Long plans to add what he calls “more personal dishes,” to the menu in the future, though he admits that he and his brothers worried that people would be afraid of more pungent flavors, like prahok, which adds much of the umami into Khmer dishes. “I’m slowly creating a dialogue that I never realized I wanted,” says Long.

The positive responses he has gotten so far to the Cambodian menu have inspired him to push forward, thinking about how he can keep Khmer food on the menu when he reopens the dining room, and if he could expand to a nearby space and set his mom up with her own kitchen. He is seizing the moment, hoping to start a blog and Instagram about Khmer food (one can find him at Cooking With Karuna), using his communication skills honed in bartending to teach folks Khmer cooking as he talks about his family history.

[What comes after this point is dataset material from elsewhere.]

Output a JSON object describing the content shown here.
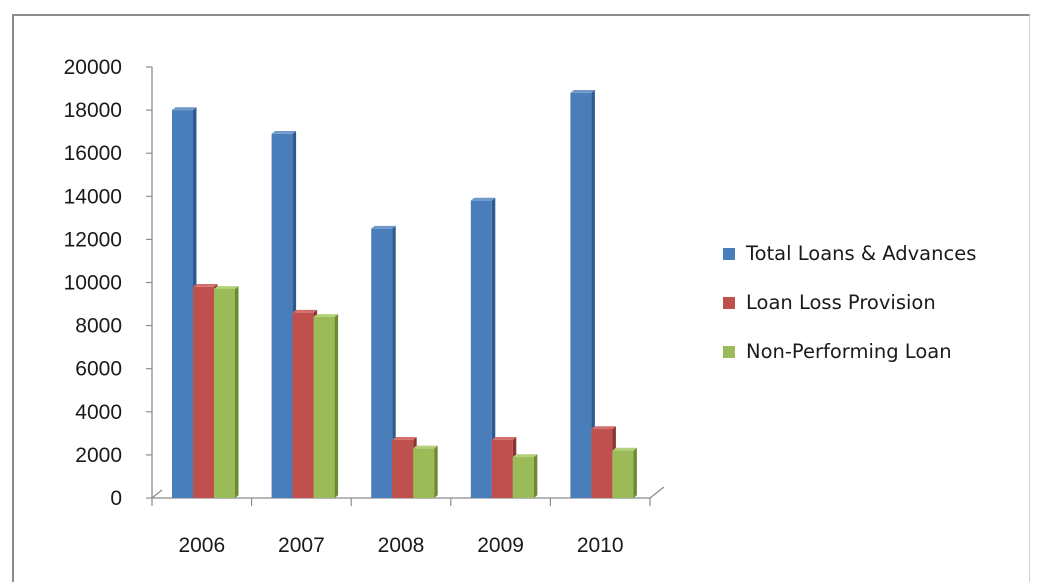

A fitting combination, since the heart of Long’s new version of the business is that intersection of food and family. His brothers, he says, have always wanted their mom to open her own shop, so it’s been important to them that she has seen how well they are doing using the skills and recipes they learned from her.

“That’s the biggest gratification,” says Long. “Knowing that the more this becomes successful, the more my mom is secretly proud that there’s representation of her food, that it’s impactful on our lives and on other people.”